For a start this may be adequate but there are many bits and pieces that are missing, that would be helpful to a forensic study of the virtualization host. Specifically where the VM has lived in the past, on disk as well as in memory. With tools that automate LiveMigration and the agility of the cloud, this task can become overwhelming. The Audit Trail may not even exist for such a discovery, even if you could discover it, how do you get the data in a forensically sound mechanism.
So why is where the virtual disk lived so important? Because, when a virtual disk is moved, it leaves remnants of its self around. These remnants could contain clues as to what was going on to answer that all important question of who did what when, where, how, and hopefully why. They also provide a historical timeline of the life of the VM, which also becomes important for forensics. In addition, there may also be remnants of the memory footprint that could also be valuable.
However, most of this data becomes hard to find as disks are reused quite often, and once the virtual disk moves, it is no longer easy to extract this information. You may also pick up ‘collateral’ virtual disk information other than the one you are researching. This disk information could violate city, state, organization, and country privacy policies in multi-tenant cloud environments. At the moment, forensics contends itself with the well known virtual disk in its current form, not the past forms.
The lack of a proper audit trail within the virtual environment and the lack of a good forensic process also implies that forensic scientists must rely on the tried and true methods of gathering disk data, make bit by bit copies of all disks upon which the VM could live – for example, the entire LUN of a SAN. If the virtual machine spans multiple LUNs then each of those LUNs would also be collected. This could lead to issues within a mutli-tenant cloud. The collateral damage due to a forensic study done by law enforcement could be disastrous and violate all sorts of privacy laws (depending on the data of course).
Some companies like Terramark are working with Law Enforcement so that virtual disk images needed by forensics scientists are forthcoming without violating privacy and other policies.
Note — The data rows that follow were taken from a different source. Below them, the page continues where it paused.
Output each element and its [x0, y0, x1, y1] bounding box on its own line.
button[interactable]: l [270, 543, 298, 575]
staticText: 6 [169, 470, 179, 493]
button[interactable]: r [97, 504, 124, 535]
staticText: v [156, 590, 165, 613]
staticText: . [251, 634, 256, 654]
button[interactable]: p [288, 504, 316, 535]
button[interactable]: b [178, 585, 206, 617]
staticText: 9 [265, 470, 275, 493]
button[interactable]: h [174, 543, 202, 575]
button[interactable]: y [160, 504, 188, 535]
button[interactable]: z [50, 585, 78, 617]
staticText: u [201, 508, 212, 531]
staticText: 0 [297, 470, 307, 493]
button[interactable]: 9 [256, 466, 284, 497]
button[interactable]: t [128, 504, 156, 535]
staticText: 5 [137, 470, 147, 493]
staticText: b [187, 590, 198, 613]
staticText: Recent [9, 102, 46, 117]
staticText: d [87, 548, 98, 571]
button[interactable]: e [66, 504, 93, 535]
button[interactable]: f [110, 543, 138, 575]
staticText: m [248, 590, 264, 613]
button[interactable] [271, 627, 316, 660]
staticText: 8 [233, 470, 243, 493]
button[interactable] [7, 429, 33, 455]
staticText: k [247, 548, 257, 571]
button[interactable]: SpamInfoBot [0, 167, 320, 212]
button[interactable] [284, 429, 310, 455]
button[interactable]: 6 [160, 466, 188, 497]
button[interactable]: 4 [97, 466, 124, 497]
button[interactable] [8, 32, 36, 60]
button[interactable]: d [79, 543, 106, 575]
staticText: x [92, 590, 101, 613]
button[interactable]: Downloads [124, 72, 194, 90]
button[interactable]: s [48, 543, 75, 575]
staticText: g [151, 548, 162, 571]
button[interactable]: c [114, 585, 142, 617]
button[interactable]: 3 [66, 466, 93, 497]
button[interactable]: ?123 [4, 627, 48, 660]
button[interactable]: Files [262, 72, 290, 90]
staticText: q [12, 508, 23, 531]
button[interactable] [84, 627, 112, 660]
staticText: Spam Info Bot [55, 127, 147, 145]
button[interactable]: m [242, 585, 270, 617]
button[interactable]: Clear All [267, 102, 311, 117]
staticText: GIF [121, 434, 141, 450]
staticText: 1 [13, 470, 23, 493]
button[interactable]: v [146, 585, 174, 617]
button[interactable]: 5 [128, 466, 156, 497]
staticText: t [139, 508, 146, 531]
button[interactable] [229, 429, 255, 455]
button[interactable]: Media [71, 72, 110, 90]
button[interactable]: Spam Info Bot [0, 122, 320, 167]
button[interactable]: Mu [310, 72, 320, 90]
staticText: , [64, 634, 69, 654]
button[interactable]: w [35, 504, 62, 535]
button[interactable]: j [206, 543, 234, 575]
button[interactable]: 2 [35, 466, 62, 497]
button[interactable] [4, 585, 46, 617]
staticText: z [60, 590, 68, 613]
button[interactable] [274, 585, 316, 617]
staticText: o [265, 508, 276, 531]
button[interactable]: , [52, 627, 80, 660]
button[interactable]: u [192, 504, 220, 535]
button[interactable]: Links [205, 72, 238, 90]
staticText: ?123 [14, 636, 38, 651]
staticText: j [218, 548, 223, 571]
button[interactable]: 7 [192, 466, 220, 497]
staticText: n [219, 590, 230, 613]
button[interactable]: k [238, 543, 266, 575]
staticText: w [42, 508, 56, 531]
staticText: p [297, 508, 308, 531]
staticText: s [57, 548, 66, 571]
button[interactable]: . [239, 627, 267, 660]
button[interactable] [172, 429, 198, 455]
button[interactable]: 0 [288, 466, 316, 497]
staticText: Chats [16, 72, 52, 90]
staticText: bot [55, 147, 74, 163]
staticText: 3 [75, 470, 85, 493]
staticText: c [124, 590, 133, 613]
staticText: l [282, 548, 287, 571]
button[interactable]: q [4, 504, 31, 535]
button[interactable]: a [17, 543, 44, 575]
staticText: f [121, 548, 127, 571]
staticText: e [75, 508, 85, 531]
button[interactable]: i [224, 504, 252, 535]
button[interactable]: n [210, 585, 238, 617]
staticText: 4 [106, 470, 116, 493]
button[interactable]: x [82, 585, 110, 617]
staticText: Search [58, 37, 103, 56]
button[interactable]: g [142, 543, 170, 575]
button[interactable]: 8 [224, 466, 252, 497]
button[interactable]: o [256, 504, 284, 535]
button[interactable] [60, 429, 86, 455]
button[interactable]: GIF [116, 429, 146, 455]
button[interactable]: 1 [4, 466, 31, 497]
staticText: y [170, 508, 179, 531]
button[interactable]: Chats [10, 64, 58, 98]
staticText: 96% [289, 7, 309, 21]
Unfortunately, this methodology has yet to be published.
The questions remain,
- given the rich amount of forensic data available on a simple virtual environment, how does a forensic team extract this data with minimal impact to the environment?
- does the audit trail provide enough information to grab all related data without violating privacy and other policies?
- do the Introspection APIs aid in forensics?
The forensic software companies have quite a bit of catching up to do, the desktop is fairly well understood, but the datacenter still remains a mystery from a forensic perspective.
Is VMSafe as useless as the CTO of Citrix suggests?
http://siliconangle.com/blog/2010/02/09/citrix-cto-simon-crosby-vmware-had-nothing-to-do-with-the-cloud-trend-their-strategy-is-flawed/
Mike
VMsafe-Net has its uses as a firewall, etc. within the vNetwork stack, but it is only protects each vNIC of a VM. The vNetwork is just one aspect of virtualization security, perhaps the most often thought about but just one of many aspects to consider.
There is also more to VMsafe than just packet inspection. There is also memory, storage, etc. Use cases for all these are still developing.